Background of PanEnergy Litigation FERC's ruling regarding the ability of producers to collect the Kansas ad valorem tax was appealed to the United States Court of Appeals for the District of Columbia Circuit (D.C. Circuit). The Court held in June 1988 that FERC failed to provide a reasoned basis for its findings and remanded the case to FERC.
Ultimately, the D.C. Circuit issued a decision on August 2, 1996 ruling that producers must refund all Kansas ad valorem taxes collected relating to production since October 1983. The Company filed a petition for writ of certiorari with the Supreme Court. That petition was denied on May 12, 1997.
PanEnergy Litigation On May 13, 1997, the Company filed a lawsuit in the Federal District Court for the Southern District of Texas against PanEnergy seeking declaration that pursuant to prior agreements Anadarko is not required to issue refunds to PanEnergy for the principal amount of $14 million (before taxes) and, if the petition for adjustment is denied in its entirety by FERC with respect to PanEnergy refunds, interest in an amount of $38 million (before taxes). The Company also sought from PanEnergy the return of the $1 million (before taxes) charged against income in 1993 and 1994. In October 2000, the U.S. Magistrate issued recommendations concerning motions for summary judgment previously filed by both parties. In essence, the Magistrate's recommendation finds that the Company should be responsible for refunds attributable to the time period following August 1, 1985 while Duke Energy (as the successor company to Anadarko Production Company) sh ould be responsible for refunds attributable to the time period before August 1, 1985.
In 2001, the Company paid $15 million for settlement of the liability for Kansas ad valorem tax reimbursements for the interstate portion of this matter. The remaining dispute between the Company and PanEnergy is attributable to the Cimmaron River System (CRS).
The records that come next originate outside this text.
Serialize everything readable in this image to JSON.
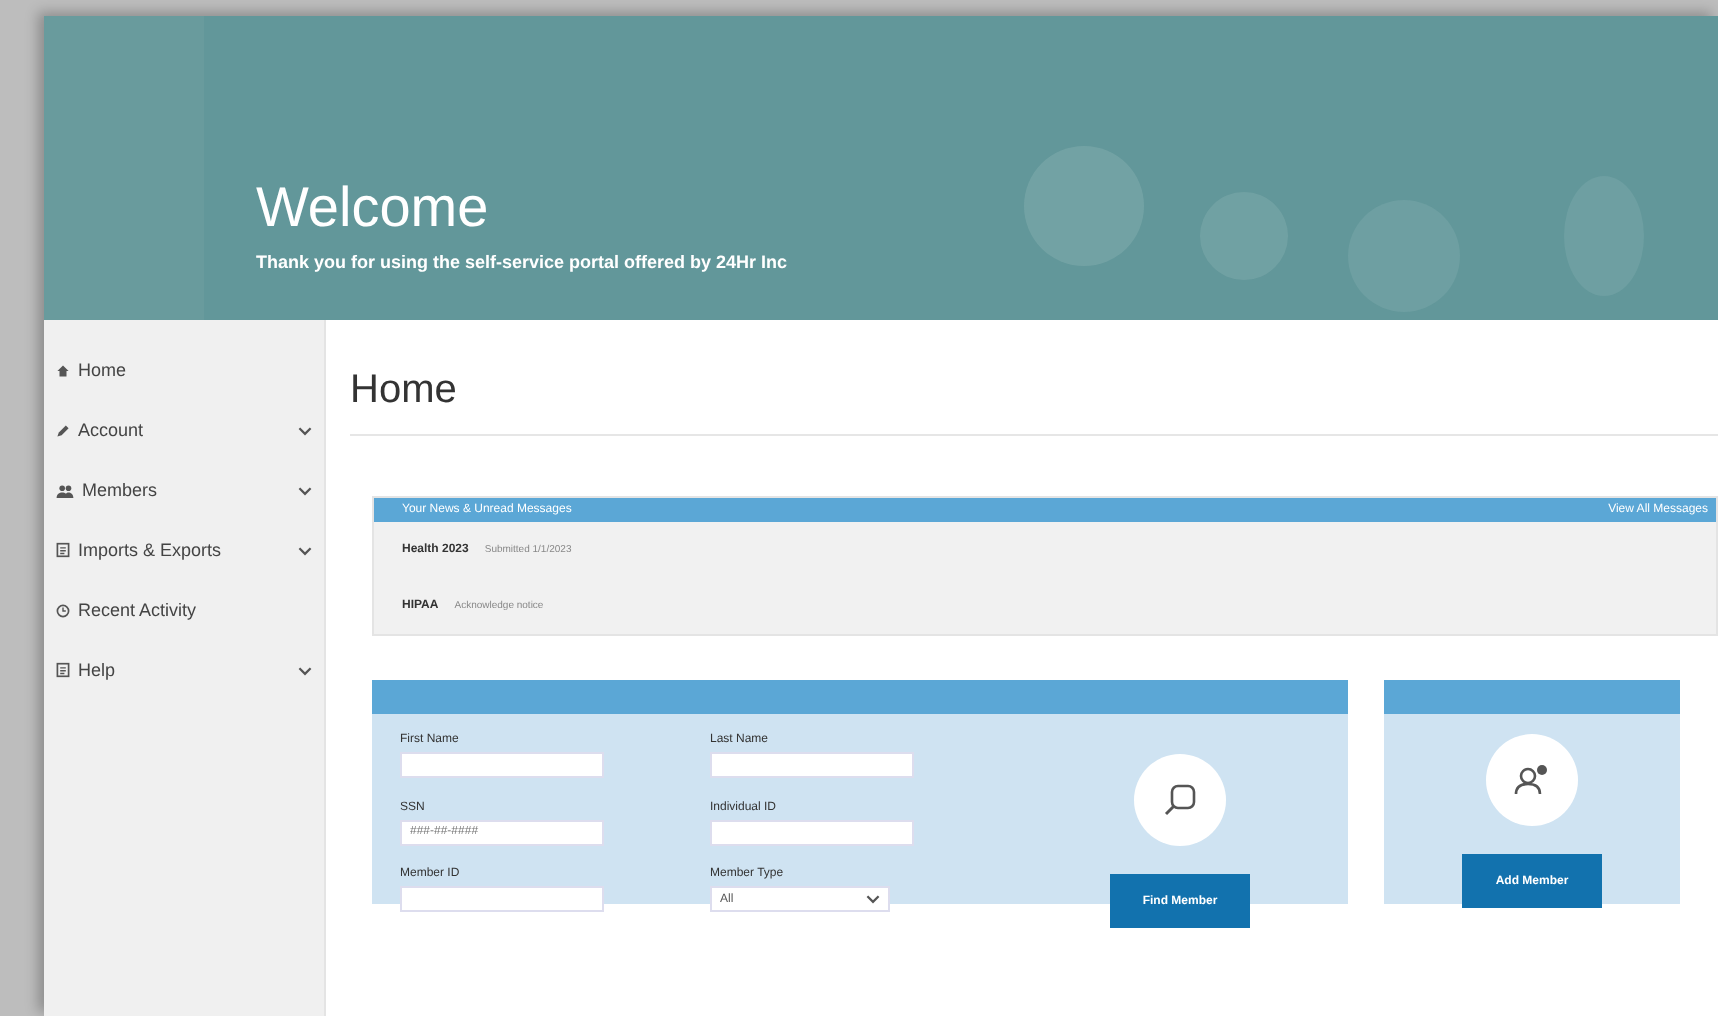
{
  "header": {
    "title": "Welcome",
    "subtitle": "Thank you for using the self-service portal offered by 24Hr Inc"
  },
  "sidebar": {
    "items": [
      {
        "label": "Home",
        "has_children": false,
        "selected": false
      },
      {
        "label": "Account",
        "has_children": true,
        "selected": false
      },
      {
        "label": "Members",
        "has_children": true,
        "selected": false
      },
      {
        "label": "Imports & Exports",
        "has_children": true,
        "selected": false
      },
      {
        "label": "Recent Activity",
        "has_children": false,
        "selected": false
      },
      {
        "label": "Help",
        "has_children": true,
        "selected": false
      }
    ]
  },
  "page_title": "Home",
  "news": {
    "title": "Your News & Unread Messages",
    "link": "View All Messages",
    "items": [
      {
        "label": "Health 2023",
        "note": "Submitted 1/1/2023"
      },
      {
        "label": "HIPAA",
        "note": "Acknowledge notice"
      }
    ]
  },
  "find_member": {
    "fields": [
      {
        "label": "First Name",
        "kind": "text"
      },
      {
        "label": "Last Name",
        "kind": "text"
      },
      {
        "label": "SSN",
        "kind": "text",
        "placeholder": "###-##-####"
      },
      {
        "label": "Individual ID",
        "kind": "text"
      },
      {
        "label": "Member ID",
        "kind": "text"
      },
      {
        "label": "Member Type",
        "kind": "select",
        "value": "All"
      }
    ],
    "button": "Find Member"
  },
  "add_member": {
    "button": "Add Member"
  }
}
The Company filed a settlement agreement, which has been approved, in the CRS matter during January 2003. The Company paid approximately $5 million under the CRS settlement agreement during the second quarter of 2003. Anadarko's net income for 2001 included a $20 million charge (before taxes) related to these settlement agreements.
Other Litigation The Company has a reserve of about $2 million for Kansas ad valorem tax refunds. The Company has reached agreements in principle to settle two of the three remaining claims, and expects to conclude those settlements by paying the sum of $2 million in the fourth quarter of 2003. Upon conclusion of those settlements, the Company will be subject to one outstanding claim for a principle refund amount of less than $1 million; however, based upon a prior release the Company obtained from this claimant, the Company intends to vigorously defend this one remaining claim. A final hearing is scheduled for January 2004.
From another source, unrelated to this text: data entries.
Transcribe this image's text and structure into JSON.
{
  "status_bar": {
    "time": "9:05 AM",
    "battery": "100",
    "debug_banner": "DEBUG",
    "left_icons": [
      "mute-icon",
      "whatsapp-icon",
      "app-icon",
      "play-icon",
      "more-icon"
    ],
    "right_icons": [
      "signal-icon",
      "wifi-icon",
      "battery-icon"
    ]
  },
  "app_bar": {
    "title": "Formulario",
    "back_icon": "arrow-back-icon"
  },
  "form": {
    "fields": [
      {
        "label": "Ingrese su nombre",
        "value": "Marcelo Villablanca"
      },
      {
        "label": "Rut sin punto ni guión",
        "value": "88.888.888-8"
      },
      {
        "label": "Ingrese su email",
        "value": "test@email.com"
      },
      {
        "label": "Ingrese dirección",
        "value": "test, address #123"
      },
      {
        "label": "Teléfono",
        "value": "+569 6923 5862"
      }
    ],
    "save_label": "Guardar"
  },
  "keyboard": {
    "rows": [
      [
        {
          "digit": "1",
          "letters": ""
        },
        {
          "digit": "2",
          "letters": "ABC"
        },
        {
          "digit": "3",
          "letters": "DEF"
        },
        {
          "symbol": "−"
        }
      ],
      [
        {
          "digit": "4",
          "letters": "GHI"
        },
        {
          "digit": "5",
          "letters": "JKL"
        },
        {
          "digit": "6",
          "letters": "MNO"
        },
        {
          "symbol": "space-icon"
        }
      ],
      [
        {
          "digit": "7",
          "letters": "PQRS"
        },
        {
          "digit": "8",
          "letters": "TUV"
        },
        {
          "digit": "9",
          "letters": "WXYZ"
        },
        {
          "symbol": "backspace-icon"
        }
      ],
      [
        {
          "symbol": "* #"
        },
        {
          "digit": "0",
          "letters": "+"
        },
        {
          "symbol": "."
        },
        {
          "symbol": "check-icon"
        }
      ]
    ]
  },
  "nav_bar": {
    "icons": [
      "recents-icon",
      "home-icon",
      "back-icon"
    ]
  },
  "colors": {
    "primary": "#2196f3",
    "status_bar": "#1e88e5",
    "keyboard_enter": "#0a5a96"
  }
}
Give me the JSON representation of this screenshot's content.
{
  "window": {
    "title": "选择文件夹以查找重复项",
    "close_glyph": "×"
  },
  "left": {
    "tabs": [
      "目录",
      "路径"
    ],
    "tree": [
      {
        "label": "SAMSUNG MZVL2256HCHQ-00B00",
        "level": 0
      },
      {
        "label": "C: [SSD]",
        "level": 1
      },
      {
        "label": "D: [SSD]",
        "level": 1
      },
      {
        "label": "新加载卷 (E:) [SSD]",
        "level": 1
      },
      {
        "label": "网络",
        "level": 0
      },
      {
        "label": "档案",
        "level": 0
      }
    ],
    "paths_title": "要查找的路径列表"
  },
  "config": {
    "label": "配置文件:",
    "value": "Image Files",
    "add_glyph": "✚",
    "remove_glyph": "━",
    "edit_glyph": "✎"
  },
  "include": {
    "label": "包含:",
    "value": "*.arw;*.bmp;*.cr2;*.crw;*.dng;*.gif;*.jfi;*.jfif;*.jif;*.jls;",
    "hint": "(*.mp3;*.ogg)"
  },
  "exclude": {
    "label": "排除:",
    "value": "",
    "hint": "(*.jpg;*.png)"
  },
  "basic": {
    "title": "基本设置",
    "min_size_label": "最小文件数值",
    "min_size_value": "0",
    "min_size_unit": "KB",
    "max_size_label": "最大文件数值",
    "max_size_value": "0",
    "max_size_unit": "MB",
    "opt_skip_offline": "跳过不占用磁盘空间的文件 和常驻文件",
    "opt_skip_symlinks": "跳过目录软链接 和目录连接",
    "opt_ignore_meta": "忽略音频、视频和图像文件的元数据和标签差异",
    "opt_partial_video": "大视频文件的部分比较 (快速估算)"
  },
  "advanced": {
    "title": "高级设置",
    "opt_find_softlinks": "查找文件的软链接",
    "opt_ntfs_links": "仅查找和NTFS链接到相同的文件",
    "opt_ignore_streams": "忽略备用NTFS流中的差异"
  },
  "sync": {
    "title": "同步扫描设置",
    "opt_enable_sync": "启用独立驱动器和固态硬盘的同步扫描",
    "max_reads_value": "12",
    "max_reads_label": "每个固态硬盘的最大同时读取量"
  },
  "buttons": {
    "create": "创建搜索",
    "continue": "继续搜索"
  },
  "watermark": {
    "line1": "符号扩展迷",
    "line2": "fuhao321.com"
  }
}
Lease Agreement The Company, through one of its affiliates, is a party to a lease agreement (base lease) for the leveraged lease financing of the Corpus Christi West Plant Refinery (West Plant) with an initial term expiring December 31, 2003, and successive renewal periods lasting through January 31, 2011. At the conclusion of the initial term of the base lease, any renewal period or January 31, 2011, the Company has the right to purchase the West Plant at the fair market sales value. In connection with the sale by a company Anadarko acquired by merger in 2000 of its refining business in 1987 and 1989, the West Plant was subleased to CITGO with sublease payments during the initial term equal to the Company's base lease payments and during any renewal period equal to the lesser of the base lease rental, which will be tied to the annual fair market rental value, or a specified maximum amount. Additionally, CITGO has the option under the sublease to purchas e the West Plant from the Company at the conclusion of the initial term or any renewal term at the fair market sales value, or on January 31, 2011 at a nominal price. If the fair market rental value of the base lease during any renewal term exceeds CITGO's maximum obligation under the sublease, or if CITGO purchases the West Plant on January 31, 2011 and the fair market sales value of the West Plant is greater than the purchase amount specified in the sublease, the Company will be obligated to pay the excess amounts.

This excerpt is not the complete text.